So as of now I am going to start on a quest. A quest to return to physical healthyness….if that’s a word. The quest includes getting better in tennis, being that I havent played for……..6 months give or take. The quest also includes doing some strength and cardio training. I do have arms of noodles, and I haven’t improve my cardio ever since I left Uni. I wonder if that’s saying something…ANYWHO.
So far the plan is:
-Running at LEAST once a week -Doing some weights once a week -Practing Tennis at least once a week -Try to fight against that growing disire to continue to eat unhealthy foods :(
wow my plan is basiccally do everything at least once every week.
I’m going to give myself the rest of the month to follow this plan. Recording my progress here….i guess. LOL.

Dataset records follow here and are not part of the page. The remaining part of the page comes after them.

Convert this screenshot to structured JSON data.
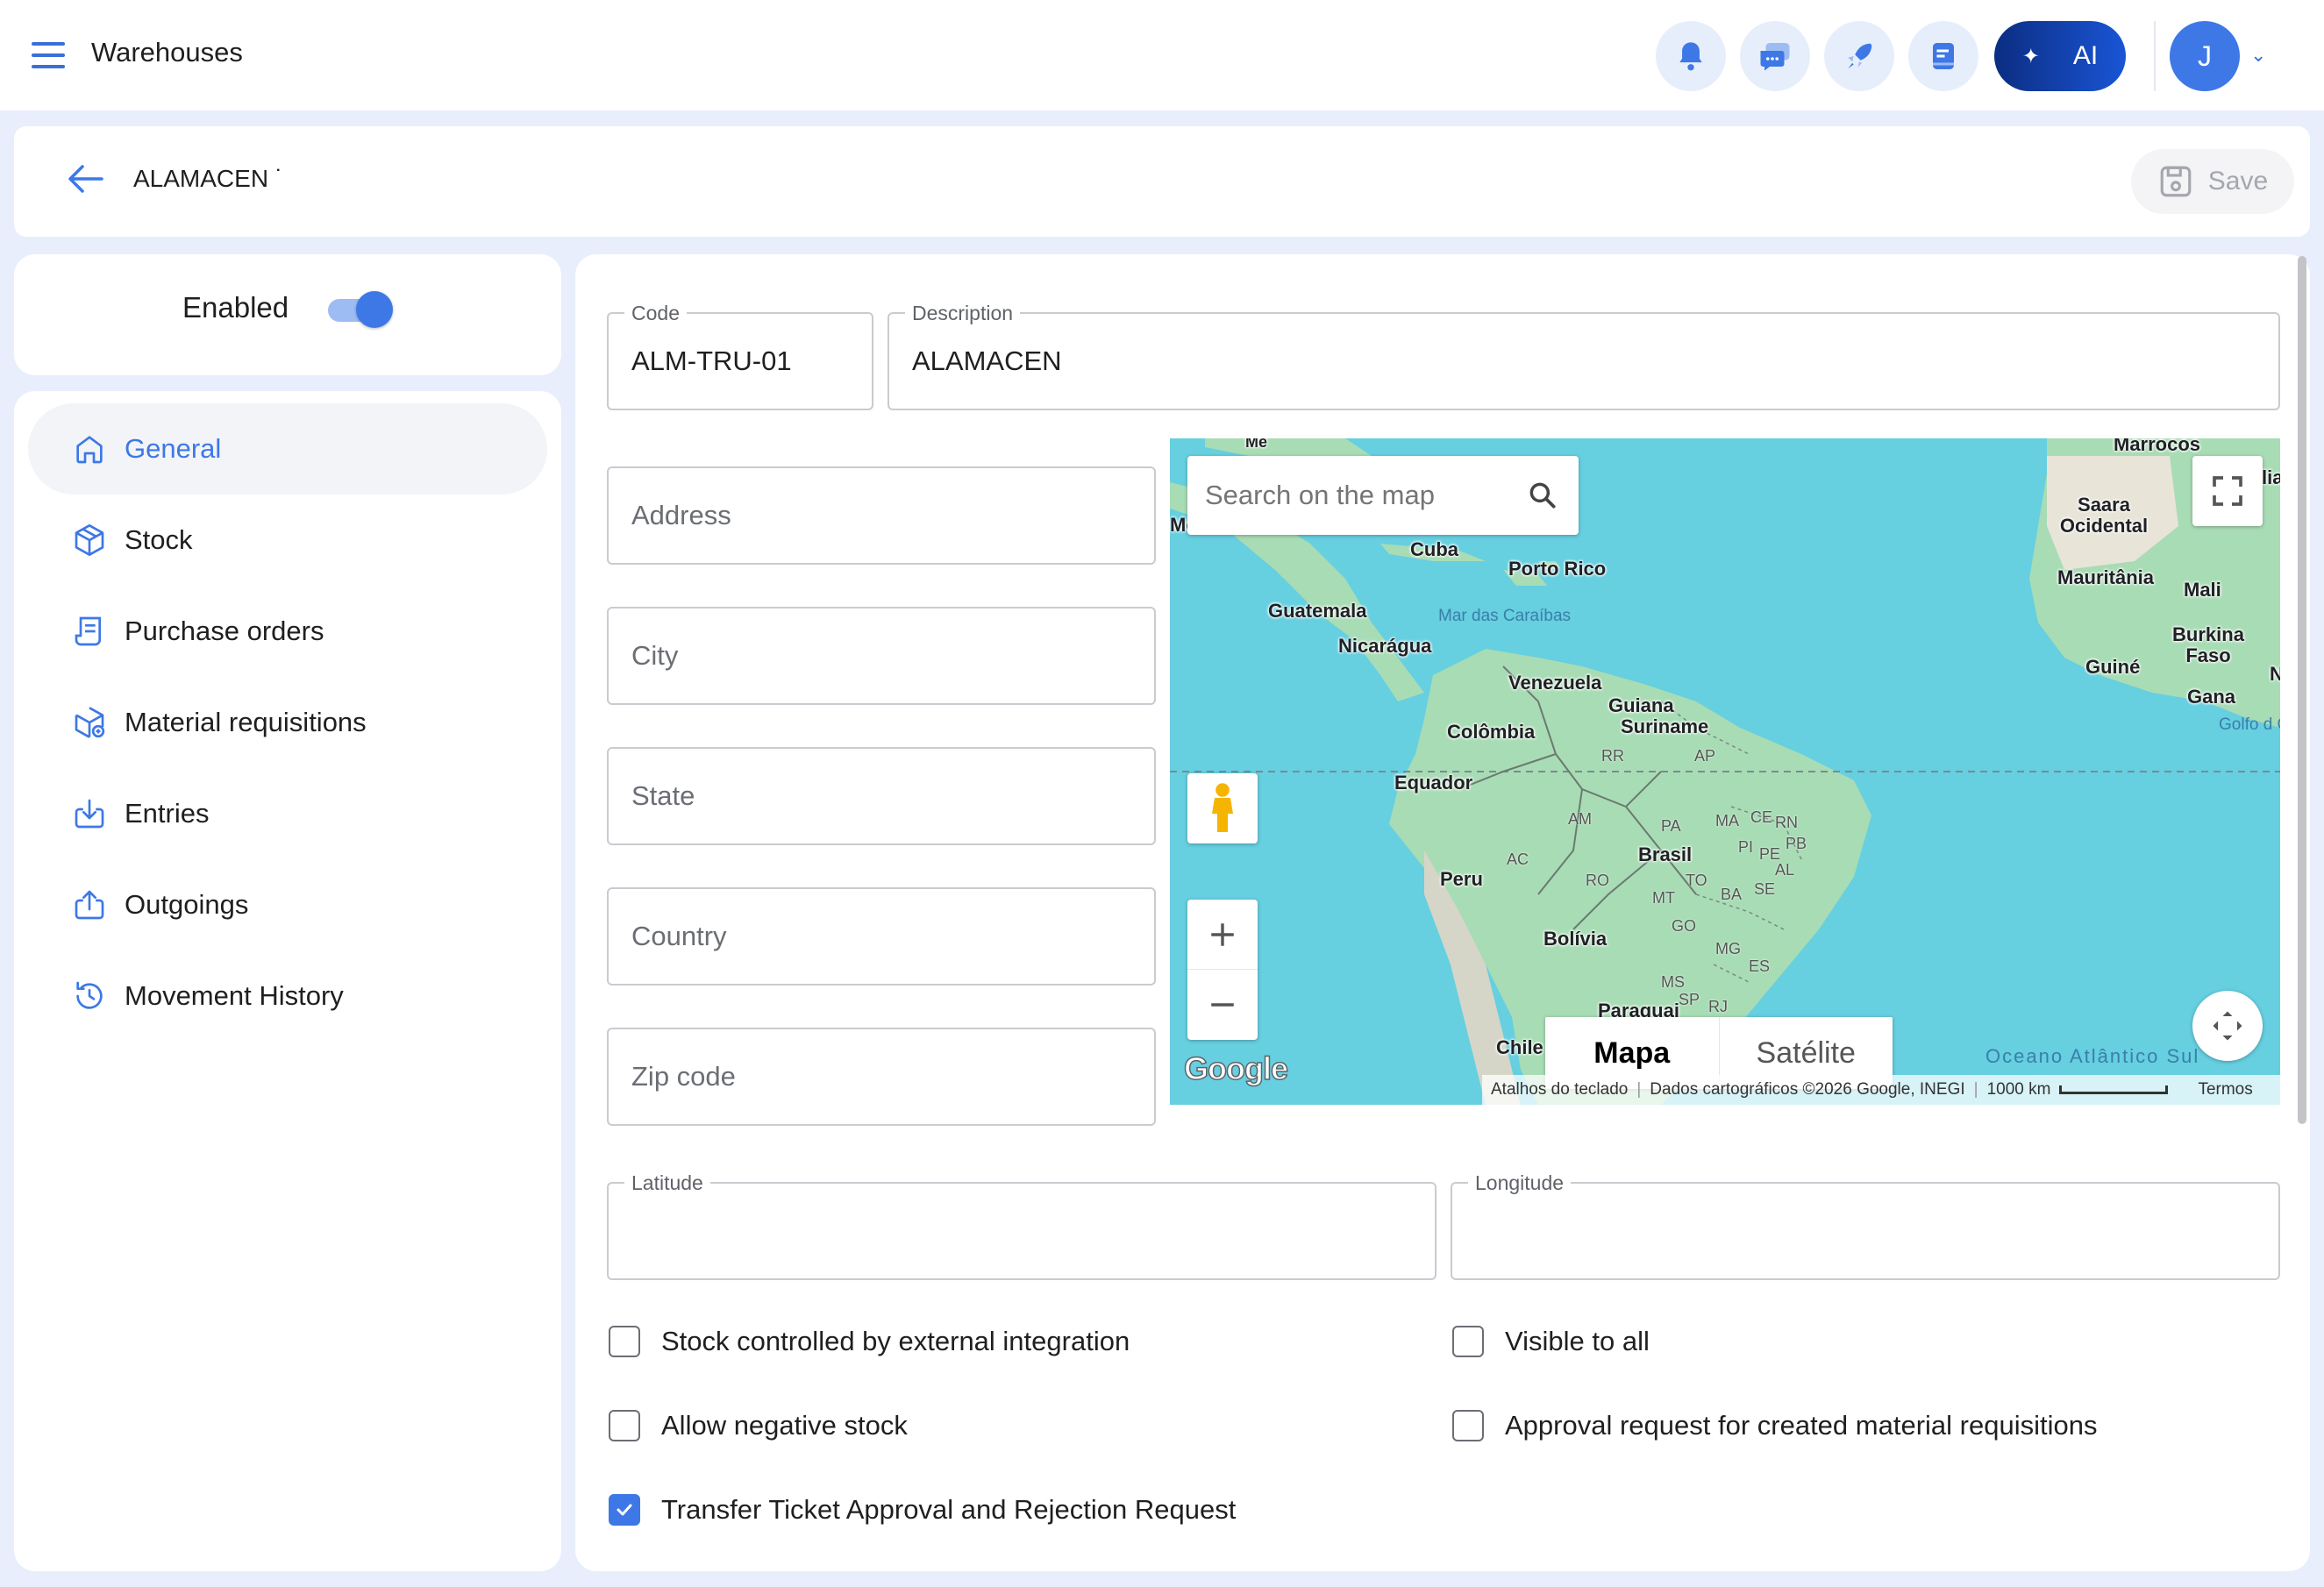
{
  "app": {
    "title": "Warehouses"
  },
  "topbar": {
    "icons": [
      "bell-icon",
      "chat-icon",
      "rocket-icon",
      "notes-icon"
    ],
    "ai_label": "AI",
    "avatar_initial": "J"
  },
  "header": {
    "record_title": "ALAMACEN ˙",
    "save_label": "Save"
  },
  "status": {
    "enabled_label": "Enabled",
    "enabled": true
  },
  "nav": {
    "items": [
      {
        "label": "General",
        "icon": "home-icon",
        "active": true
      },
      {
        "label": "Stock",
        "icon": "box-icon",
        "active": false
      },
      {
        "label": "Purchase orders",
        "icon": "purchase-order-icon",
        "active": false
      },
      {
        "label": "Material requisitions",
        "icon": "material-requisition-icon",
        "active": false
      },
      {
        "label": "Entries",
        "icon": "download-icon",
        "active": false
      },
      {
        "label": "Outgoings",
        "icon": "upload-icon",
        "active": false
      },
      {
        "label": "Movement History",
        "icon": "history-icon",
        "active": false
      }
    ]
  },
  "form": {
    "code": {
      "label": "Code",
      "value": "ALM-TRU-01"
    },
    "description": {
      "label": "Description",
      "value": "ALAMACEN"
    },
    "address": {
      "placeholder": "Address",
      "value": ""
    },
    "city": {
      "placeholder": "City",
      "value": ""
    },
    "state": {
      "placeholder": "State",
      "value": ""
    },
    "country": {
      "placeholder": "Country",
      "value": ""
    },
    "zip": {
      "placeholder": "Zip code",
      "value": ""
    },
    "latitude": {
      "label": "Latitude",
      "value": ""
    },
    "longitude": {
      "label": "Longitude",
      "value": ""
    }
  },
  "map": {
    "search_placeholder": "Search on the map",
    "type_map": "Mapa",
    "type_satellite": "Satélite",
    "logo": "Google",
    "footer": {
      "shortcuts": "Atalhos do teclado",
      "data": "Dados cartográficos ©2026 Google, INEGI",
      "scale": "1000 km",
      "terms": "Termos"
    },
    "labels": {
      "cuba": "Cuba",
      "puerto_rico": "Porto Rico",
      "guatemala": "Guatemala",
      "nicaragua": "Nicarágua",
      "caribbean": "Mar das Caraíbas",
      "venezuela": "Venezuela",
      "guiana": "Guiana",
      "suriname": "Suriname",
      "colombia": "Colômbia",
      "ecuador": "Equador",
      "peru": "Peru",
      "brasil": "Brasil",
      "bolivia": "Bolívia",
      "paraguai": "Paraguai",
      "chile": "Chile",
      "saara": "Saara Ocidental",
      "mauritania": "Mauritânia",
      "mali": "Mali",
      "burkina": "Burkina Faso",
      "guine": "Guiné",
      "gana": "Gana",
      "golfo": "Golfo d Guiné",
      "oceano": "Oceano Atlântico Sul",
      "marrocos": "Marrocos",
      "mo": "Mé",
      "lia": "lia",
      "n": "N",
      "states": [
        "RR",
        "AP",
        "AM",
        "PA",
        "MA",
        "CE",
        "RN",
        "PI",
        "PB",
        "PE",
        "AL",
        "AC",
        "RO",
        "TO",
        "SE",
        "BA",
        "MT",
        "GO",
        "MG",
        "ES",
        "MS",
        "SP",
        "RJ"
      ]
    }
  },
  "options": {
    "stock_external": {
      "label": "Stock controlled by external integration",
      "checked": false
    },
    "visible_all": {
      "label": "Visible to all",
      "checked": false
    },
    "allow_negative": {
      "label": "Allow negative stock",
      "checked": false
    },
    "approval_requisitions": {
      "label": "Approval request for created material requisitions",
      "checked": false
    },
    "transfer_ticket": {
      "label": "Transfer Ticket Approval and Rejection Request",
      "checked": true
    }
  },
  "colors": {
    "accent": "#3d78e6",
    "background": "#e8eefb",
    "map_water": "#66cfe0",
    "map_land": "#a8dcb5"
  }
}
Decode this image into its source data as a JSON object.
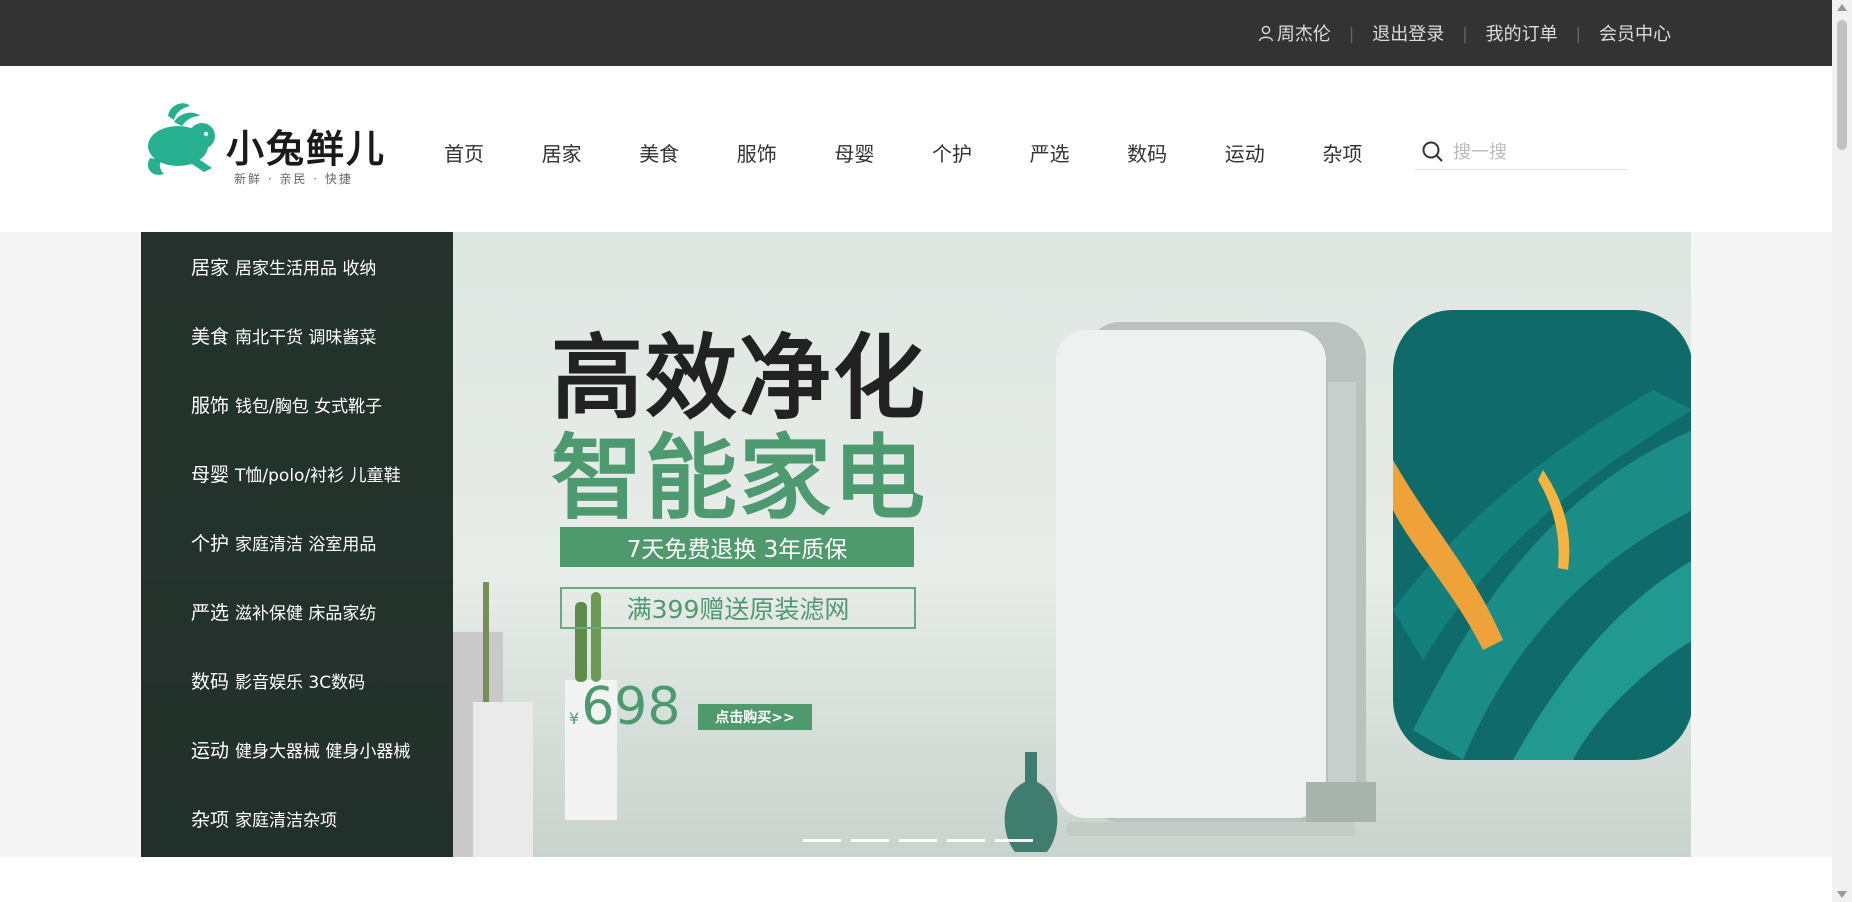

What is a sister or a brother? I know more people that arent related to me that i consider a sibling more. People would say that once theyre gone you’ll realize how important they are……..in my case, I would say not. All that it ever does is create messes, create arguements, create destruction, create all negative thiings possible. I’m at the point where if it was about to fall into a long death defying fall i’d stand there and tell it, “Karma got it’s way” then leave. Not careing if karma got me back. Just happy that its gone. All the arugements, pains, and sufferings would be gone. At least in my life and a few others.
I’ve come to see that my tumblr is quite negative…….oh well. I’ll talk happy when i feel happy.
OMG today i learned that people are selling their nintendo 64s for about 750..thats so insane.
OTher then that today was a pretty nooormmmaalll day. Cept someone came and looked at our house today… :(
Dang i’m working on career life homeowkr. THis class is by far the most unneccesary class and graduation requirement ever. Baically all we do is learn about how colleges work and all that fun stuff. But, if your asian, like my parents, then you would already know all this stuff. Therefore making the class pointless.
So Saturday, I reaaallly wanna go to mexico. But i can’t go alone…itd b almost spending an entire day alone. But this mission trip sounds like so much fun. SIIGGHHH
Sometimes my shyness and incapability to be i guess free and un slefconsciencious bothers me a lot. But i’ll overcome it, one day.
When you see trash on the ground, do you go do something about it? I’ve seen so many times, people leaving their trash on the ground. Does it really take that much effort to walk to a trash can? Not to sound like a goody good good, but when I see trash, I throw it away. Just today, I stayed behind for a minute to throw away all the trash left on a table. It took a minute out of my time. So really, can people just take a few seconds out of their way to just throw away their trash?